Sebagai bagian dari pendalaman perkara, penyidik telah menjadwalkan pemeriksaan terhadap lima puluh lima pegawai outsourcing dari berbagai dinas di lingkungan Pemerintah Kabupaten Pekalongan.
Proses pemeriksaan saksi tersebut dilakukan di Polres Pekalongan guna mengungkap adanya praktik pengkondisian dalam penempatan tenaga kerja di wilayah tersebut.

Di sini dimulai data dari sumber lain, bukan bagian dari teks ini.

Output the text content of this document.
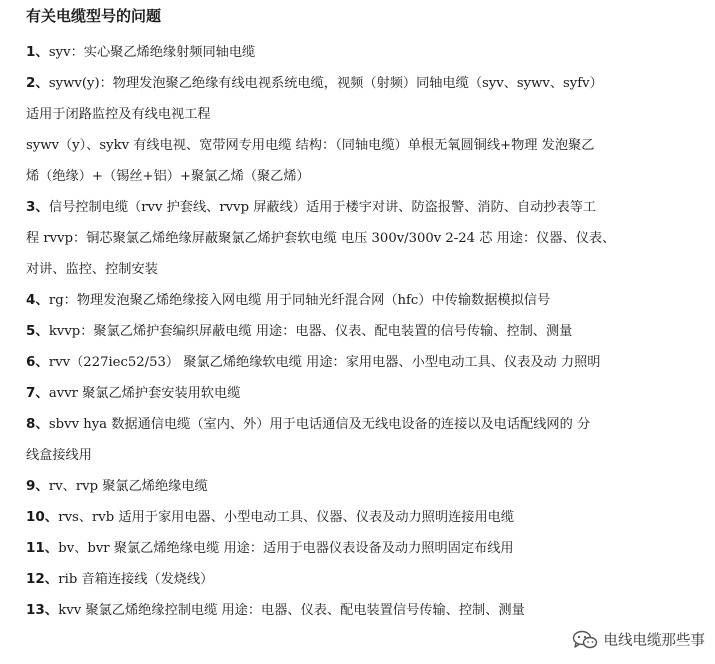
有关电缆型号的问题
1、syv：实心聚乙烯绝缘射频同轴电缆
2、sywv(y)：物理发泡聚乙绝缘有线电视系统电缆，视频（射频）同轴电缆（syv、sywv、syfv）
适用于闭路监控及有线电视工程
sywv（y）、sykv 有线电视、宽带网专用电缆 结构：（同轴电缆）单根无氧圆铜线+物理 发泡聚乙
烯（绝缘）+（锡丝+铝）+聚氯乙烯（聚乙烯）
3、信号控制电缆（rvv 护套线、rvvp 屏蔽线）适用于楼宇对讲、防盗报警、消防、自动抄表等工
程 rvvp：铜芯聚氯乙烯绝缘屏蔽聚氯乙烯护套软电缆 电压 300v/300v 2-24 芯 用途：仪器、仪表、
对讲、监控、控制安装
4、rg：物理发泡聚乙烯绝缘接入网电缆 用于同轴光纤混合网（hfc）中传输数据模拟信号
5、kvvp：聚氯乙烯护套编织屏蔽电缆 用途：电器、仪表、配电装置的信号传输、控制、测量
6、rvv（227iec52/53） 聚氯乙烯绝缘软电缆 用途：家用电器、小型电动工具、仪表及动 力照明
7、avvr 聚氯乙烯护套安装用软电缆
8、sbvv hya 数据通信电缆（室内、外）用于电话通信及无线电设备的连接以及电话配线网的 分
线盒接线用
9、rv、rvp 聚氯乙烯绝缘电缆
10、rvs、rvb 适用于家用电器、小型电动工具、仪器、仪表及动力照明连接用电缆
11、bv、bvr 聚氯乙烯绝缘电缆 用途：适用于电器仪表设备及动力照明固定布线用
12、rib 音箱连接线（发烧线）
13、kvv 聚氯乙烯绝缘控制电缆 用途：电器、仪表、配电装置信号传输、控制、测量
电线电缆那些事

Juru Bicara KPK, Budi Prasetyo, menjelaskan bahwa fokus utama penyidik saat ini adalah menelisik mekanisme perekrutan yang diduga telah diatur sebelumnya.
Selain mengincar pemenangan perusahaan tertentu, penyidik mengendus adanya pengaturan nama-nama individu yang sengaja dimasukkan untuk mengisi posisi outsourcing di berbagai instansi. Tim penyidik juga tengah mencocokkan apakah kualifikasi pegawai yang diterima sudah sesuai dengan spesifikasi kebutuhan dinas atau merupakan hasil dari praktik benturan kepentingan.
Hingga saat ini, jumlah pasti pegawai yang terlibat dalam lingkaran perkara ini masih terus didalami oleh pihak berwenang. Hal ini disebabkan oleh keterlibatan PT RNB yang memiliki jangkauan kontrak sangat luas di berbagai dinas, termasuk dalam proyek pengadaan makanan dan logistik di rumah sakit daerah.
KPK sedang menguji lebih lanjut apakah terdapat praktik konflik kepentingan yang sistematis dalam memenangkan PT RNB pada beragam proyek lintas sektor tersebut.